The Sparrow - Mary Doria Russell [10]
John had decided to see Sandoz in the morning this time, hoping to catch him fresh after a night of rest and to talk some sense into him. Somebody needed to let the guy know exactly which rock and what kind of hard place he was between. If Sandoz was unwilling to talk about the mission, the crew of the ship that had sent him back, against all odds, had suffered from no such reticence. People who’d argued that interstellar travel was financially impractical had reckoned without the immense commercial possibilities of having a story to tell to an audience of over eight billion consumers. The Contact Consortium had played the drama for all it was worth, releasing it in tiny episodes, milking the interest and the money even after it was clear that their own people had probably perished on Rakhat.
Eventually, they got to the part of the story where they found Sandoz, and the shit hit the proverbial fan. The disappearance of the original Jesuit missionaries was transformed from a tragic mystery into an ugly scandal: violence, murder and prostitution, doled out in teasing, skin-crawling doses. The initial public admiration for the scientific expertise and swift decisiveness that made the mission possible wheeled 180 degrees, the news coverage as relentless as it was vicious. Sensing blood in the water, media sharks hunted down anyone still living who might have known members of the Jesuit party. The private lives of D. W. Yarbrough, Marc Robichaux and Sofia Mendes were dragged into the light and piously tittered over by commentators whose own behavior went unexamined. Only Sandoz had survived to be reviled and so he became the focus for the outrage, despite the fact that he was generally remembered with fondness or respect by people who’d known him before the mission.

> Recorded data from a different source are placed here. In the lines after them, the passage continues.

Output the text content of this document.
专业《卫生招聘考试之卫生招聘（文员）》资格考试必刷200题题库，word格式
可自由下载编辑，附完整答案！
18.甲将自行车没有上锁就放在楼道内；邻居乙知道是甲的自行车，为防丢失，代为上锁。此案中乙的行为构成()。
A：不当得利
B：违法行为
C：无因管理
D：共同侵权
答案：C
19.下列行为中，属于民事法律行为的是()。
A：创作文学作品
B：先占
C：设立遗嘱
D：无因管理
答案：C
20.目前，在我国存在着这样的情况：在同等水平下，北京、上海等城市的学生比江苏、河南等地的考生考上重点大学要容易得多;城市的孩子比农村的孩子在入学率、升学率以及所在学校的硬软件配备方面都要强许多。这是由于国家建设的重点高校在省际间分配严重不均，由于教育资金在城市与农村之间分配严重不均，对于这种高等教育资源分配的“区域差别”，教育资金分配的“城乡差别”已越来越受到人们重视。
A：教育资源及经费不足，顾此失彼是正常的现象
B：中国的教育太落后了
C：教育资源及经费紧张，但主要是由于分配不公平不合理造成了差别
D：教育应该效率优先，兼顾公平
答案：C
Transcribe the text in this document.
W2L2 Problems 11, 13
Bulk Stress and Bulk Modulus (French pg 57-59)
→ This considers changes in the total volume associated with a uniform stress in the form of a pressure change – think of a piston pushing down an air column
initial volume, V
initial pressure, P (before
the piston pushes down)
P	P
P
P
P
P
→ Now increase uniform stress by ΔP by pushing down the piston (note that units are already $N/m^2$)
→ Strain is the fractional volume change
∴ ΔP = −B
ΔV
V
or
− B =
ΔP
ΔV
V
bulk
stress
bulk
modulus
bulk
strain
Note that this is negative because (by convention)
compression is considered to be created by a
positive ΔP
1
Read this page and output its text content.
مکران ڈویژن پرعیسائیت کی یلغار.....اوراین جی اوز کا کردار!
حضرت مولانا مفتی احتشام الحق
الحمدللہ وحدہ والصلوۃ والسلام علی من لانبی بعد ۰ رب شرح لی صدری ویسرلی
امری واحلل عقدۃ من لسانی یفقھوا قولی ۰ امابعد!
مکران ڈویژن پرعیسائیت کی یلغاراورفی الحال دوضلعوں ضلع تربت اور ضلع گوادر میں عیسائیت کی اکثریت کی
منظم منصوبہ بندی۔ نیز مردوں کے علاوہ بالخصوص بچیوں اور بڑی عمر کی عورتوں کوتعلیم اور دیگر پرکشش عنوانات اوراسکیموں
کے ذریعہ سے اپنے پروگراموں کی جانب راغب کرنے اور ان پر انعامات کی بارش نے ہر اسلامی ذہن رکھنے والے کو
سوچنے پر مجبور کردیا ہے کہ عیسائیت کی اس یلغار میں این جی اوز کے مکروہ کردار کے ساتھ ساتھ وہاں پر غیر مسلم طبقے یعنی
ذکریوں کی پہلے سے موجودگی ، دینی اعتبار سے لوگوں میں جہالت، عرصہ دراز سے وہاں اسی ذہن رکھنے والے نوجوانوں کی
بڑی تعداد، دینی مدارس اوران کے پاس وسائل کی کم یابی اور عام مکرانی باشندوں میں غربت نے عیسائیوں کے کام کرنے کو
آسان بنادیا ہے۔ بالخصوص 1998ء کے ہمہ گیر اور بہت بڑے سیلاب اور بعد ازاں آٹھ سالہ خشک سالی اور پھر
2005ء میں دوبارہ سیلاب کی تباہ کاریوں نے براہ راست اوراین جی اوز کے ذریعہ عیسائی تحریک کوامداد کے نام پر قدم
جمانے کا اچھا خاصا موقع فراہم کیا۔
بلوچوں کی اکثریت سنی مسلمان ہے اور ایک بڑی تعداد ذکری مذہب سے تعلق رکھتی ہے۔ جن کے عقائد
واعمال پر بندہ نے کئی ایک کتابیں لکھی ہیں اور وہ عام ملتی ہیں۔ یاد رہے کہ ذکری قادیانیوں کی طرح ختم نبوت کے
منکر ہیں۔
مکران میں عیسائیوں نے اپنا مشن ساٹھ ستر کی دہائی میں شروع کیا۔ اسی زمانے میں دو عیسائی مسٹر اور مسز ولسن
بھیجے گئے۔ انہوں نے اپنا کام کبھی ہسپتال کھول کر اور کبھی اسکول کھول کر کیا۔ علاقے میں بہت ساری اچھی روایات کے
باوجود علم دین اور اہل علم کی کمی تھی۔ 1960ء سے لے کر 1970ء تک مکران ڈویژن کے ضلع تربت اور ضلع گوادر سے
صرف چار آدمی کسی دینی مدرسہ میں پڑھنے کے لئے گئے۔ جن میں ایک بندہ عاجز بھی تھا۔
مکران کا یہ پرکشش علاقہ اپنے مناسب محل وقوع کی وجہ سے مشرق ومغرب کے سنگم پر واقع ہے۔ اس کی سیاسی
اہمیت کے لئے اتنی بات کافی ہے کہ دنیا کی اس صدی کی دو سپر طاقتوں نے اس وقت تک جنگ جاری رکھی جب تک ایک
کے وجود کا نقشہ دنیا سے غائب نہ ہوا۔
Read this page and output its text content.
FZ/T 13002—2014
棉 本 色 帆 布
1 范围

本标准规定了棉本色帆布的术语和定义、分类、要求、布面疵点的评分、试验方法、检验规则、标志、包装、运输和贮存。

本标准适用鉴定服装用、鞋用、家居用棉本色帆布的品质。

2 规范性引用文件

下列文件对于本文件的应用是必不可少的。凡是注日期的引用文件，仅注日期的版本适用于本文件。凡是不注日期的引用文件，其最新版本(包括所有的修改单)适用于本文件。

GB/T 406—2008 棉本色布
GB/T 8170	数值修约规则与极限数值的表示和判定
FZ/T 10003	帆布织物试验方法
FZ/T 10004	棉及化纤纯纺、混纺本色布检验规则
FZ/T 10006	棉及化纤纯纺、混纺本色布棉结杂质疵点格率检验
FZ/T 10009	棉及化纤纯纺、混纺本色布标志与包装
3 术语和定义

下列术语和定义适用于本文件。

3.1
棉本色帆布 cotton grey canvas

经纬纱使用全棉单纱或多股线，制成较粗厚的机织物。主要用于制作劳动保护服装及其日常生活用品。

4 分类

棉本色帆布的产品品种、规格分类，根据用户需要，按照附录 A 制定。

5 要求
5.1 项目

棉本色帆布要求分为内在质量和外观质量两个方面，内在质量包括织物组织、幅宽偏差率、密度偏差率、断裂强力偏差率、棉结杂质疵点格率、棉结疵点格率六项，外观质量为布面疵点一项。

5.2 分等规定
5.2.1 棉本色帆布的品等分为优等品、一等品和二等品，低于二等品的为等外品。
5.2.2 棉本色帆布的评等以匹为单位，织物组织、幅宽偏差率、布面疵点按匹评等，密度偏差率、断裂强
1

It wouldn’t have mattered if Sandoz had been as pure as a newborn baby here, John thought. He was a whore and a murderer there. No additional scandal was required to bring the pot to a boil.
"I have nothing to say. I shall withdraw from the Society," Sandoz still insisted, when pressed. "I just need a little time."
Maybe he thought he could keep quiet and the interest would die; maybe he thought he could stand the hounding and pressure. John doubted it; the media would eat Sandoz alive. He was known all over the world, and those hands were like the mark of Cain. There was no safe haven left on Earth for him but the Society of Jesus and even there he was a pariah, poor bastard.
John Candotti had once waded into a street fight simply because he thought the odds were too lopsided. He got his big nose broken for his trouble and the guy he helped wasn’t notably grateful. Still, it was the right thing to do.
No matter how badly Sandoz stumbled on Rakhat, John thought, he needs a friend now, so what the hell? It may as well be me.
AT THAT MOMENT, Emilio Sandoz was not thinking about being eaten alive but about eating. He was considering the toast on the breakfast tray Brother Edward had just brought into his room. Edward must have thought it was time for him to try chewing something. His remaining teeth did feel steadier in his gums. And he was ashamed of having his food pureed, of drinking everything through a straw, of being an invalid ...
Lost words came back to him, floating up like air through water, bursting into his mind. There were two meanings, two pronunciations of the word invalid. Null and void, he thought. I am invalid.